Water diffusion, oxygen vacancy annihilation and structural relaxation in silica glasses

Abstract

Water diffusion into silica glasses causes structural changes which can be readily detected by ultraviolet (UV) and infrared (IR) spectroscopy. One such change is the annihilation of the oxygen vacancies which exist in some silica glasses. This process can be monitored using the UV absorption at ∼ 240 nm (∼ 5.0 eV). Water can also accelerate local structural relaxation of silica glass. This relaxation can be monitored by measuring the IR absorption peak at 1873 cm −1. The diffusion coefficients for water penetration and local structural relaxation were measured for various silica glasses with low water concentrations in the high temperature range of 750–1200°C under a constant water vapor pressure of 355 mm Hg.
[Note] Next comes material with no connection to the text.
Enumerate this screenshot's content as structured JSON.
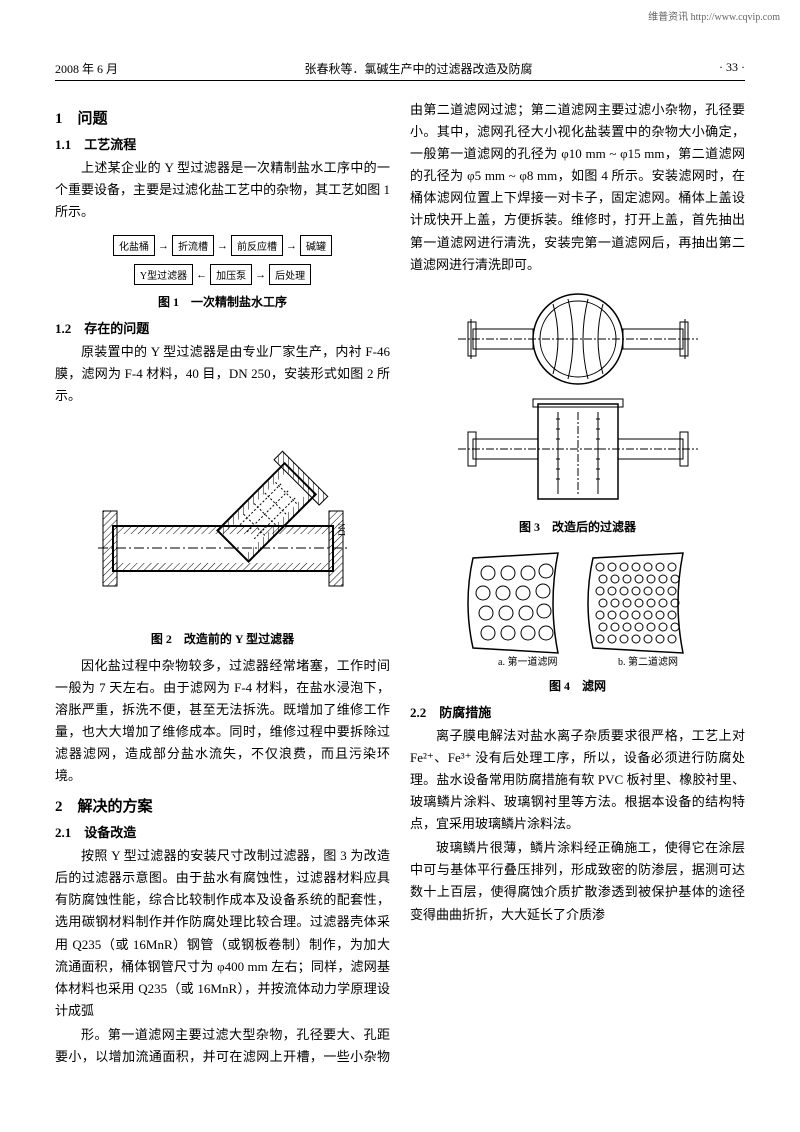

The diffusion coefficient for oxygen vacancy annihilation was also measured for oxygen-deficient glasses under the same conditions. The water diffusion coefficient was nearly identical for all glasses investigated. The diffusion coefficients for oxygen vacancy annihilation in oxygen-deficient glasses and for local structural relaxation of stoichiometric silica glass were higher than the water diffusion coefficient even though both structural changes are accelerated by water. Water diffusion into silica at high temperatures has been explained in terms of the local equilibrium of the reaction between mobile molecular water and silica glass to form immobile hydroxyl water. The phenomena observed here can be explained by postulating the presence of a minute amount of molecular water species which are not restricted by the equilibrium condition for the reaction and can diffuse faster than the majority of the molecular water species.